Organização supramolecular da ftalocianina de cobalto(II) e seu efeito na oxidação do aminoácido cisteína

The interest in the chemistry of cobalt (II) tetrasulfonated phthalocyanine (PcTsCo) comes mainly from its macrocycle-ligand structure combined with their special chemical characteristics, such as high solubility, well-defined redox reactions and remarkable optical absorption in the visible region. In this work, we use layer-by-layer technique in order to assemble CoTsPc and poly(allylaminehydrochloride) (PAH) in hybrid supramolecular system. The electronic spectroscopy and cyclic voltammetry techniques were utilized to study PAH/CoTsPc multilayers growth and the cysteine catalytic oxidation.
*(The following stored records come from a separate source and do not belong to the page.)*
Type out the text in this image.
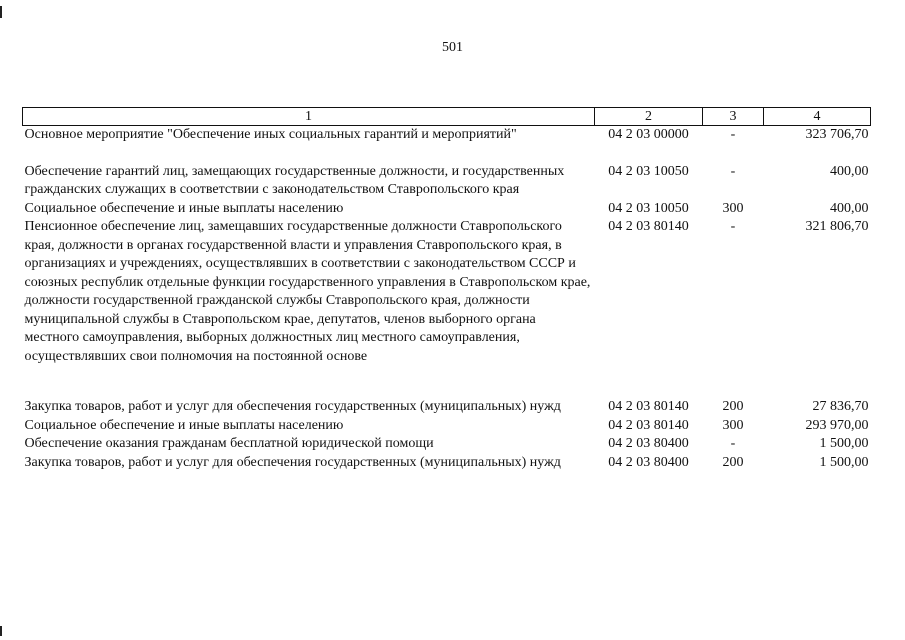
501
1	2	3	4
Основное мероприятие "Обеспечение иных социальных гарантий и мероприятий"	04 2 03 00000	-	323 706,70
Обеспечение гарантий лиц, замещающих государственные должности, и государственных гражданских служащих в соответствии с законодательством Ставропольского края	04 2 03 10050	-	400,00
Социальное обеспечение и иные выплаты населению	04 2 03 10050	300	400,00
Пенсионное обеспечение лиц, замещавших государственные должности Ставропольского края, должности в органах государственной власти и управления Ставропольского края, в организациях и учреждениях, осуществлявших в соответствии с законодательством СССР и союзных республик отдельные функции государственного управления в Ставропольском крае, должности государственной гражданской службы Ставропольского края, должности муниципальной службы в Ставропольском крае, депутатов, членов выборного органа местного самоуправления, выборных должностных лиц местного самоуправления, осуществлявших свои полномочия на постоянной основе	04 2 03 80140	-	321 806,70
Закупка товаров, работ и услуг для обеспечения государственных (муниципальных) нужд	04 2 03 80140	200	27 836,70
Социальное обеспечение и иные выплаты населению	04 2 03 80140	300	293 970,00
Обеспечение оказания гражданам бесплатной юридической помощи	04 2 03 80400	-	1 500,00
Закупка товаров, работ и услуг для обеспечения государственных (муниципальных) нужд	04 2 03 80400	200	1 500,00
PAH/CoTsPc showed high electrochemical stability and worthwhile to mention is the remarkable influence of supramolecular arrangement on the final redox properties of the system.
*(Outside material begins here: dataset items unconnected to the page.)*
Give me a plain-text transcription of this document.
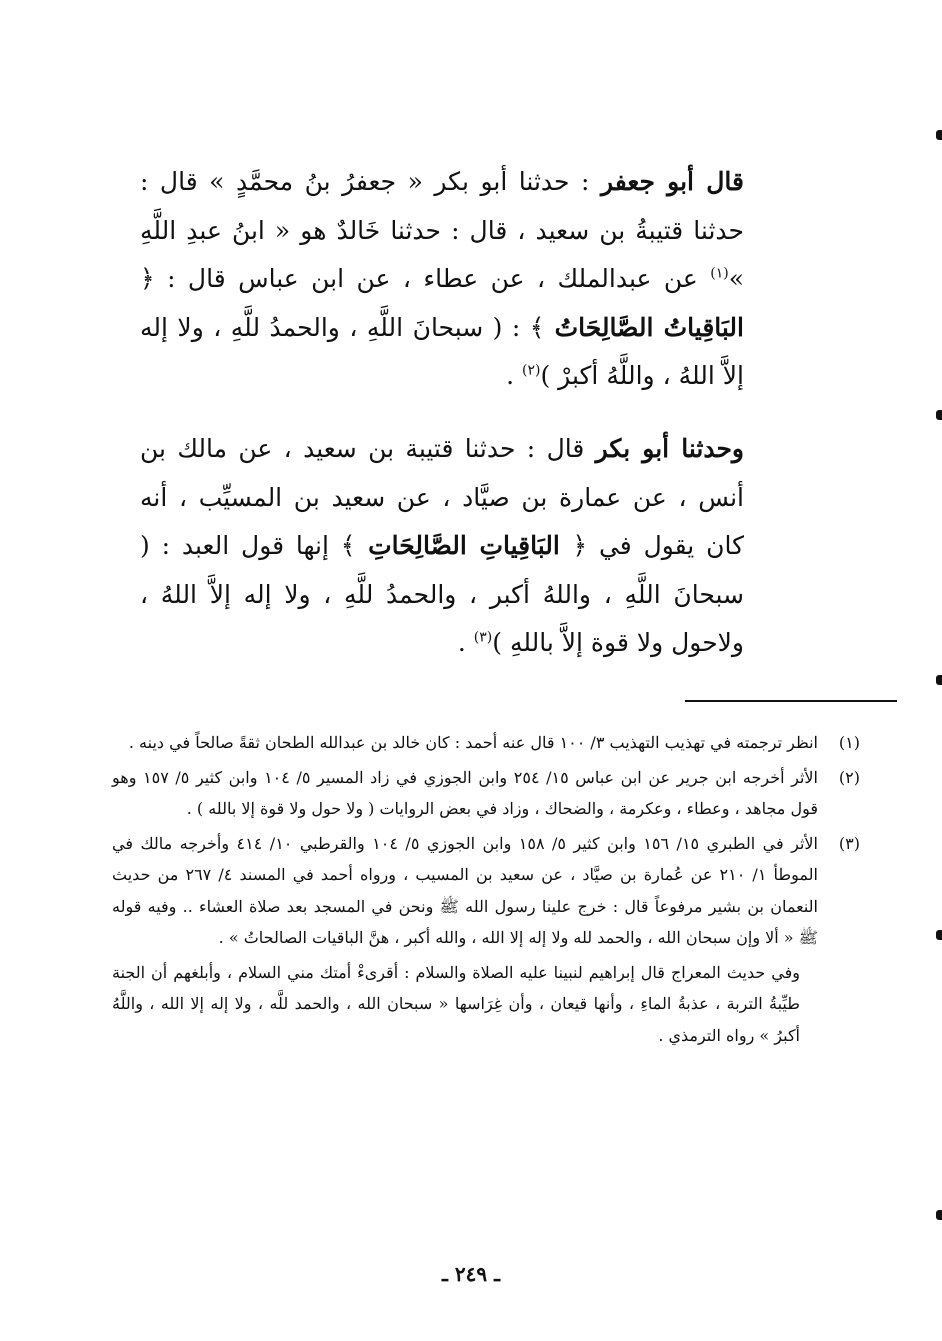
قال أبو جعفر : حدثنا أبو بكر « جعفرُ بنُ محمَّدٍ » قال : حدثنا قتيبةُ بن سعيد ، قال : حدثنا خَالدٌ هو « ابنُ عبدِ اللَّهِ »$^{(١)}$ عن عبدالملك ، عن عطاء ، عن ابن عباس قال : ﴿ البَاقِياتُ الصَّالِحَاتُ ﴾ : ( سبحانَ اللَّهِ ، والحمدُ للَّهِ ، ولا إله إلاَّ اللهُ ، واللَّهُ أكبرْ )$^{(٢)}$ .

وحدثنا أبو بكر قال : حدثنا قتيبة بن سعيد ، عن مالك بن أنس ، عن عمارة بن صيَّاد ، عن سعيد بن المسيِّب ، أنه كان يقول في ﴿ البَاقِياتِ الصَّالِحَاتِ ﴾ إنها قول العبد : ( سبحانَ اللَّهِ ، واللهُ أكبر ، والحمدُ للَّهِ ، ولا إله إلاَّ اللهُ ، ولاحول ولا قوة إلاَّ باللهِ )$^{(٣)}$ .

(١)
انظر ترجمته في تهذيب التهذيب ٣/ ١٠٠ قال عنه أحمد : كان خالد بن عبدالله الطحان ثقةً صالحاً في دينه .
(٢)
الأثر أخرجه ابن جرير عن ابن عباس ١٥/ ٢٥٤ وابن الجوزي في زاد المسير ٥/ ١٠٤ وابن كثير ٥/ ١٥٧ وهو قول مجاهد ، وعطاء ، وعكرمة ، والضحاك ، وزاد في بعض الروايات ( ولا حول ولا قوة إلا بالله ) .
(٣)
الأثر في الطبري ١٥/ ١٥٦ وابن كثير ٥/ ١٥٨ وابن الجوزي ٥/ ١٠٤ والقرطبي ١٠/ ٤١٤ وأخرجه مالك في الموطأ ١/ ٢١٠ عن عُمارة بن صيَّاد ، عن سعيد بن المسيب ، ورواه أحمد في المسند ٤/ ٢٦٧ من حديث النعمان بن بشير مرفوعاً قال : خرج علينا رسول الله ﷺ ونحن في المسجد بعد صلاة العشاء .. وفيه قوله ﷺ « ألا وإن سبحان الله ، والحمد لله ولا إله إلا الله ، والله أكبر ، هنَّ الباقيات الصالحاتُ » .
وفي حديث المعراج قال إبراهيم لنبينا عليه الصلاة والسلام : أقرىءْ أمتك مني السلام ، وأبلغهم أن الجنة طيِّبةُ التربة ، عذبةُ الماءِ ، وأنها قيعان ، وأن غِرَاسها « سبحان الله ، والحمد للَّه ، ولا إله إلا الله ، واللَّهُ أكبرُ » رواه الترمذي .
ـ ٢٤٩ ـ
Highly stable magnetite modified with chitosan, ferrocene and enzyme for application in magneto-switchable bioelectrocatalysis

Magnetic fields have been used in Bioelectrochemistry to carry enzymes or redox mediators immobilized on magnetite (Fe3O4) to the electrodes surface, providing a switchable control of faradaic current from biocatalysis. In this work, it is reported an advance in the magnetic control of bioelectrochemical reactions, by construction of a system containing simultaneously a magnetic particle (for controlled driving), an enzyme (for biocatalysis) and a redox mediator (for mediation of electron transfer). The advance was attained by synthesis of a new material (Fe3O4-Chi-Fc/GOx) that consists of Fe3O4 particles modified with insoluble ferrocene (Fc) and chitosan (Chi) cross-linked with glucose oxidase (GOx). When this material was used in electrochemical studies, an increase of 70% was observed in the catalytic current of glucose oxidation when 0.24 T was applied perpendicularly to electrode plane. This is the first time that a control of the bioelectrocatalytic process was achieved using enzyme, mediator and magnetite in a unique system switched by a magnetic field.

Gold nanoparticle-mediated electron transfer of cytochrome c on a self-assembled surface

The presence of gold nanoparticles (AuNPs) at the protein/electrode interface has a significant impact on the electrodic microenvironment, and allows the optimization of the activity catalysis as well as electrochemical properties. Here, we report a novel and accurate methodology to observe AuNP mediated electron transfer mechanism from Cytochrome c (Cyt c) to a polycrystalline gold surface. Poly(allylamine hydrochloride) molecules (PAH) were used as spacers between Cyt c and the electrode surface, and the electron rate constant within the PAH layer was measured in the presence and absence of AuNPs. Based on cyclic voltammetric experiments and Marcus theory, a four-fold increase in the electron rate constant was observed in the presence of AuNPs, and the reorganization energy was estimated to be 0.49 eV. Furthermore, AuNPs decreased the effective distance between the redox center of Cyt c and the electrode surface by 20%. These results suggest that the electron transfer properties of Cyt c based protein electrodes are significantly enhanced in the presence of the AuNPs.

Biofuel Cells: Bioelectrochemistry Applied to the Generation of Green Electricity

Several studies published in the last decade have pointed to the use of enzymes and microorganisms in biocatalytic reactions to generate electricity. Enzymes and living organisms can be used in modified electrodes to build the so-called biofuel cells (BFCs). However, a deep understanding of the structure and biocatalytic properties after enzyme immobilization is still lacking because they are immobilized in the solid state and outside of their natural environment. Thus, based on biological molecules and nanostructure materials applied to BFCs, these current topics shall be reviewed here, and prospects for future development in these areas will be presented as well. Moreover, immobilization methodologies and enzyme stability systems that result in BFCs will also be presented. Finally, BFC power density and catalyst support will be widely discussed in this book chapter.